The disbursement data is still getting updated with additive filings of previous disbursements being archived. The total number of records is subject to change, but the change will be trivial compared to the size of the entire dataset. Although this will not affect our analysis or overall conclusion, it is worth attention to the data incompleteness here.

2.4 Other Minor Datasets Used

We also used other auxiliary datasets to develop more comprehensive analysis and visualizations.

1. U.S. Historical Voting Results from 1976 to 2016: 1976-2016-president.csv

The dataset downloaded from Harvard Dataverse contains 14 columns and 3740 records about the state level voting results of presidential elections from 1976 to 2016. We used 4 columns from this dataset: year, state, party and candidatevotes.

Table 2.4: Major columns used
Column Name	Description
year	Election Year (num)
state	State Name (chr)
party	Party Name (chr)
candidatevotes	Popular Votes (num)

Issues with this dataset: Among the four columns that we used, the party column has a mixture of String and Boolean data, which we need to uniform the data type of this column.

2. U.S. County Level Voting Results of 2020 Presidential Election: 2020_US_County_Level_Presidential_Results.csv

The dataset contains 10 columns and 3153 records covering the voting results of 2020 presidential election by US county. Since the county level data was not downloadable from the website, we exported this dataset from the github repo 2020_US_County_Level_Presidential_Results, which contains the latest voting data scraped by Tony McGovern from Fox News website.

Table 2.5: Major columns used
Column Name	Description
state_name	State name (chr)
county_fips	The 5-digit FIPS code corresponding to the county (chr)
county_name	County name (chr)
votes_gop	Votes for Trump (num)
votes_dem	Votes for Biden (num)
total_votes	Total Votes (num)
diff	Difference between votes for Trump and Biden (num)
per_gop	Percentage of votes for Trump (num)
per_dem	Percentage of votes for Biden (num)
per_point_diff	Difference between percentages of votes for Trump and Biden (num)

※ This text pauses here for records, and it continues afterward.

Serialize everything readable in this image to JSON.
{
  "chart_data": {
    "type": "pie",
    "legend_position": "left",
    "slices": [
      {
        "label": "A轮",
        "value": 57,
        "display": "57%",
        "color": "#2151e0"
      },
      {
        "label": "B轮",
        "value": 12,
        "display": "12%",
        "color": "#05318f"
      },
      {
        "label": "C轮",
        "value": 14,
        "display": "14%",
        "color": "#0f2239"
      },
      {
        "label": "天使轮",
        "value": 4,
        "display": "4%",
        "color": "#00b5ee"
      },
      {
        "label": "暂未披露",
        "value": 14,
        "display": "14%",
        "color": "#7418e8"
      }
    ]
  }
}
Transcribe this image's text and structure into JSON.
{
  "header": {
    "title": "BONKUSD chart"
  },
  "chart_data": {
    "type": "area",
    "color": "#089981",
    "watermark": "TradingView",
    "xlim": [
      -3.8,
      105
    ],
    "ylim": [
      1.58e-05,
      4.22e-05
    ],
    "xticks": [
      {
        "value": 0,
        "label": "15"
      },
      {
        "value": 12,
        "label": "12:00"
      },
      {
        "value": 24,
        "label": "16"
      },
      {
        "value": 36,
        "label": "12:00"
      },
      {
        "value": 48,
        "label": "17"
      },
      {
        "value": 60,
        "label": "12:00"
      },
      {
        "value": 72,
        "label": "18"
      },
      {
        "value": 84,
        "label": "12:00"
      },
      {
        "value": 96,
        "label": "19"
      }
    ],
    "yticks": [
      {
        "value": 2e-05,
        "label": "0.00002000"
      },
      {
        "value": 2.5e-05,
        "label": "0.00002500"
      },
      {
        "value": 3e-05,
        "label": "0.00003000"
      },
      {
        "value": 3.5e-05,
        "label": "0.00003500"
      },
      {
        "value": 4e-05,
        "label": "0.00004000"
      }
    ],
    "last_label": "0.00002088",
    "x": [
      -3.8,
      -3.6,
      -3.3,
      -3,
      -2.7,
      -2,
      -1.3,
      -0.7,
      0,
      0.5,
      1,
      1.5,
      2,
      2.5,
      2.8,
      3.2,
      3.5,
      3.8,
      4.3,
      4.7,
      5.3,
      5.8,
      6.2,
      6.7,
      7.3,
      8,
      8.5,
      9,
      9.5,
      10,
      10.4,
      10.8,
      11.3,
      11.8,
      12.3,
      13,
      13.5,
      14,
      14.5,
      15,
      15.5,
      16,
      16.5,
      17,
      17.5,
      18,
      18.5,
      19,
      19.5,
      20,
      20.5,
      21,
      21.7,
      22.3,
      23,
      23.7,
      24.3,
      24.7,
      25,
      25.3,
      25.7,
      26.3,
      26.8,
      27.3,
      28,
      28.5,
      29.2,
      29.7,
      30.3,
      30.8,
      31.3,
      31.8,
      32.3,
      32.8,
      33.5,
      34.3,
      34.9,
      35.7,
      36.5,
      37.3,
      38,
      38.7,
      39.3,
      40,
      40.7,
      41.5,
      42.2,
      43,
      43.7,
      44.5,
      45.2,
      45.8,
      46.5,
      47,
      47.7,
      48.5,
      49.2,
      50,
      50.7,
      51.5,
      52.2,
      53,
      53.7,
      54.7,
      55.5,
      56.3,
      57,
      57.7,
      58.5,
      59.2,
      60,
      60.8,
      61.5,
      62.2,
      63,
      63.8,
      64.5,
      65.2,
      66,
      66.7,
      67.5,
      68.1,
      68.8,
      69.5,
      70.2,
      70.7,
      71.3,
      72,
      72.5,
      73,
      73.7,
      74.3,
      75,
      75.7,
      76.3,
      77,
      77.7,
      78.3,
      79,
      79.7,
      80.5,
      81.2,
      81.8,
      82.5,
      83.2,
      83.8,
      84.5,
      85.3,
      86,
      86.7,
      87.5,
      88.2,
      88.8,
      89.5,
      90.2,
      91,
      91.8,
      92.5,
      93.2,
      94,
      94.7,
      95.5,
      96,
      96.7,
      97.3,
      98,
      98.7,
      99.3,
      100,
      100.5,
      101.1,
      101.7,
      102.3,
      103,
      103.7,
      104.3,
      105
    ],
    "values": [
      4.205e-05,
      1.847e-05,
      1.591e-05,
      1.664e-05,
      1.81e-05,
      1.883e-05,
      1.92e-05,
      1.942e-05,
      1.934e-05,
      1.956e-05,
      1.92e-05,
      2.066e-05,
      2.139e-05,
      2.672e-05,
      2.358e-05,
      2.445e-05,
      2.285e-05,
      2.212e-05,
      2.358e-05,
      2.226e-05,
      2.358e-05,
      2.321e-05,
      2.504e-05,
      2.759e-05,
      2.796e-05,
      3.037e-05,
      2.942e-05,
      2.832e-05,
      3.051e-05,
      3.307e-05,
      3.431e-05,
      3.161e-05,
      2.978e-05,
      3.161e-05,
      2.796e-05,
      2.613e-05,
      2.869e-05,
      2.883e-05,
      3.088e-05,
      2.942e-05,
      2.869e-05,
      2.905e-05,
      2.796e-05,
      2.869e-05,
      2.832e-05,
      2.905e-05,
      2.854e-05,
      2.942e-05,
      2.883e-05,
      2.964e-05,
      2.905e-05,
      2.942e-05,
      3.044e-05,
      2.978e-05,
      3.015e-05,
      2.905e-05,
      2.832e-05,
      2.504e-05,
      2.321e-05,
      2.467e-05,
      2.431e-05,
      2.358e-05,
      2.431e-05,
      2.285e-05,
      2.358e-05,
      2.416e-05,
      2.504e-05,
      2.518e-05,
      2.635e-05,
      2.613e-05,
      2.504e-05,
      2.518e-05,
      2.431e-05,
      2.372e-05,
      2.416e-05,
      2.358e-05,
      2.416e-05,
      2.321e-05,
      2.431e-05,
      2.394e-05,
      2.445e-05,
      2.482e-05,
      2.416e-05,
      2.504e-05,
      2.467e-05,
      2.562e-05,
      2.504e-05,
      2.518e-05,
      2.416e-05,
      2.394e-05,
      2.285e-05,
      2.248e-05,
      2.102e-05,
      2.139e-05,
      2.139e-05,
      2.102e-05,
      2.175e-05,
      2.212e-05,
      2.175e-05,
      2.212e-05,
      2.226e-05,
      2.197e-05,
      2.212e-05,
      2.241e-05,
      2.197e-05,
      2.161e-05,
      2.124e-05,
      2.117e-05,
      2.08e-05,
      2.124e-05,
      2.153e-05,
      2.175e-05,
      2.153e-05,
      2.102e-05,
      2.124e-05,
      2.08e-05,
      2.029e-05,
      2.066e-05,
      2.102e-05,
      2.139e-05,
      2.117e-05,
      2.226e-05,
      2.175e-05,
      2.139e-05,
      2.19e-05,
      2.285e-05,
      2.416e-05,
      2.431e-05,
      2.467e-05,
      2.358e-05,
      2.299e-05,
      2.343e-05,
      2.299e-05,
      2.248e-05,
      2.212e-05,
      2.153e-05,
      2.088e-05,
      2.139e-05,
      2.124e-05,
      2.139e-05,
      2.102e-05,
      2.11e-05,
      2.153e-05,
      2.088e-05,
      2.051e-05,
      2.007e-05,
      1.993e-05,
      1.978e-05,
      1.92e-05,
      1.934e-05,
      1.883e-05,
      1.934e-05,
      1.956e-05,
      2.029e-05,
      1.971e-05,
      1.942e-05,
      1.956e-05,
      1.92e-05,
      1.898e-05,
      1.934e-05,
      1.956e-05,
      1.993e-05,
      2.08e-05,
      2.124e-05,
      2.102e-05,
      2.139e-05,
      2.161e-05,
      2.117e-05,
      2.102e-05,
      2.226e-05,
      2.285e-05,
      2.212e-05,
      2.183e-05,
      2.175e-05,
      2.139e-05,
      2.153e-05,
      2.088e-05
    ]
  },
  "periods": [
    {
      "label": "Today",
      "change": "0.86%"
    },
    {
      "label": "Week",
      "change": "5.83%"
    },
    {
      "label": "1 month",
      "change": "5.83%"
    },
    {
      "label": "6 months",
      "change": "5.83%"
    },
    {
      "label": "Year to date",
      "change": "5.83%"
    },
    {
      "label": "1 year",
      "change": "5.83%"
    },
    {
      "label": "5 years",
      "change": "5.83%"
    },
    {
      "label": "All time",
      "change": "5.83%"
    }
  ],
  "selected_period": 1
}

Issues with this dataset: This dataset is scraped from results published by from Fox News, Politico, and the New York Times, so it kept getting updated and some columns may be changed. Also, the election votes counting and post-election processing are ongoing in several states, so individual statistics we used here might change.

3. US Presidential Election vote shares: elections_historic

This dataset is contained in the socviz library in R. It is a dataset of historic US presidential elections from 1824 to 2016, with information about the winner, runner up, and various measures of vote share.

Table 2.6: Major columns used
Column Name	Description
ec_pct	Winner’s share of elctoral college vote. (Range is 0 to 1. ) (num)
popular_pct	Winner’s share of popular vote. (Range is 0 to 1. ) (num)

Issues with this dataset: As claimed in the elections_historic {socviz} documentation, the data for 2016 are provisional as of early December 2016. So we would need to update the 2016 data to reflect on the final results.

4. Number of Registered Voters: RegisteredVotersByState.csv

We collected the dataset from World Population Review. This dataset contains the registered voter count and percentage for each state. The records are all updated after June, 2020.

Table 2.7: Major columns used
Column Name	Description
state	State Name (chr)
totalRegistered	Total number of people registered (num)
Pop	Total state population (num)
registeredPerc	Percent of peoplewho are registered voters (num)
asOf	Last update date (date)

Issues with this dataset: The data records in this file were not all updated on the same day.